Samîmî olan, bir yandan “Yerliyim, millîyim, Osmanlı torunuyum, müslümanım elhamdülillah” gibi düzinelerce lâf sıkarken, öte yandan da “olmazsa olmazım Haçlıdan idhâl şu şu ve şu mallarımdır” derse, ona dosdoğru merd bir adam veya madam demek çok zordur!. Samîmiyyetin ve dürüstlüğün tek mîzânı da işte budur…

1928’e kadar Teşkilât-ı Esâsiye Kânûnunda (Ana-avrat-babayasada) “Devletin Dîni Dîn-i İslam’dır” maddesi yazılı iken; Şeriat’ın T.B.M.M tarafında yürütülmesi maddesi mevcûd iken; ve yeminlerde de, ÂLLÂH AZZE ve CELLE üzerine yemin maddesi varken, bunların topu da kaldırılarak yemîn yerine dahî “Nâmus üzerine and içme” maddesi sokulmuş, böylece milletin dîni, milletden tard edilmişdir!…
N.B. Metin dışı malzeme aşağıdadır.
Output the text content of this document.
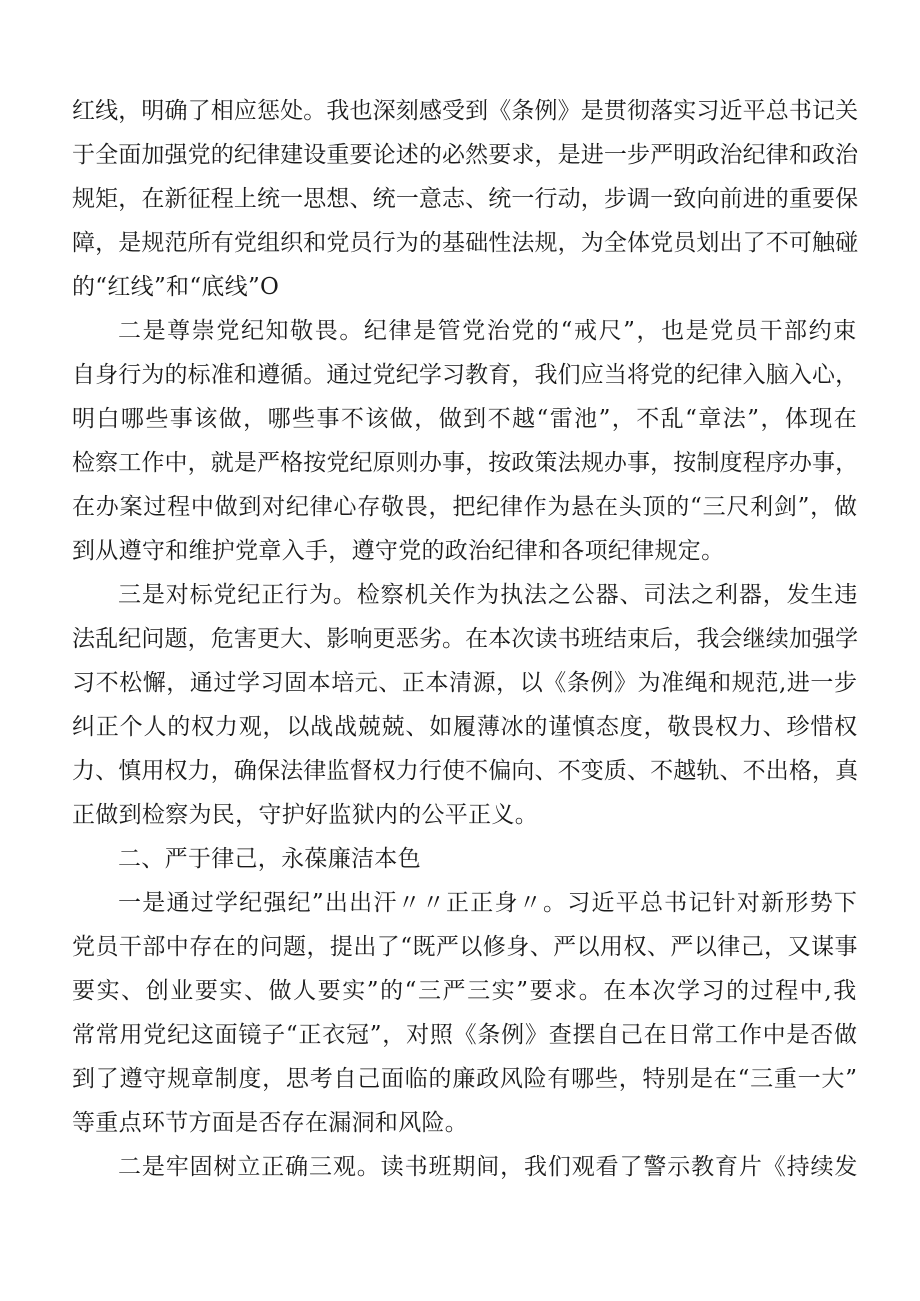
红线，明确了相应惩处。我也深刻感受到《条例》是贯彻落实习近平总书记关
于全面加强党的纪律建设重要论述的必然要求，是进一步严明政治纪律和政治
规矩，在新征程上统一思想、统一意志、统一行动，步调一致向前进的重要保
障，是规范所有党组织和党员行为的基础性法规，为全体党员划出了不可触碰
的“红线”和“底线”O
二是尊崇党纪知敬畏。纪律是管党治党的“戒尺”，也是党员干部约束
自身行为的标准和遵循。通过党纪学习教育，我们应当将党的纪律入脑入心，
明白哪些事该做，哪些事不该做，做到不越“雷池”，不乱“章法”，体现在
检察工作中，就是严格按党纪原则办事，按政策法规办事，按制度程序办事，
在办案过程中做到对纪律心存敬畏，把纪律作为悬在头顶的“三尺利剑”，做
到从遵守和维护党章入手，遵守党的政治纪律和各项纪律规定。
三是对标党纪正行为。检察机关作为执法之公器、司法之利器，发生违
法乱纪问题，危害更大、影响更恶劣。在本次读书班结束后，我会继续加强学
习不松懈，通过学习固本培元、正本清源，以《条例》为准绳和规范,进一步
纠正个人的权力观，以战战兢兢、如履薄冰的谨慎态度，敬畏权力、珍惜权
力、慎用权力，确保法律监督权力行使不偏向、不变质、不越轨、不出格，真
正做到检察为民，守护好监狱内的公平正义。
二、严于律己，永葆廉洁本色
一是通过学纪强纪”出出汗〃〃正正身〃。习近平总书记针对新形势下
党员干部中存在的问题，提出了“既严以修身、严以用权、严以律己，又谋事
要实、创业要实、做人要实”的“三严三实”要求。在本次学习的过程中,我
常常用党纪这面镜子“正衣冠”，对照《条例》查摆自己在日常工作中是否做
到了遵守规章制度，思考自己面临的廉政风险有哪些，特别是在“三重一大”
等重点环节方面是否存在漏洞和风险。
二是牢固树立正确三观。读书班期间，我们观看了警示教育片《持续发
Bütün bunların arkasında, bilhassa “Devletin Dîni Dîn-i İslâmdır” maddesinin kaldırılmasında, Pensilvanya iblisinin arkasında olduğu gibi,  ÇOK Sayın Ankara politikacılarının o “çok dost ve müttefîki” ABD vardır!.. Bugün bunu milletin yüzde doksan dokuzu bilmez; ancak o zamanın gazetelerini bulabilenler bunlara bakarlarsa, bu dediklerimizi yani İngilizin oynatdığı ABD’nin  o iğrenç  parmağını  tâ o günlerde de göreceklerdir!.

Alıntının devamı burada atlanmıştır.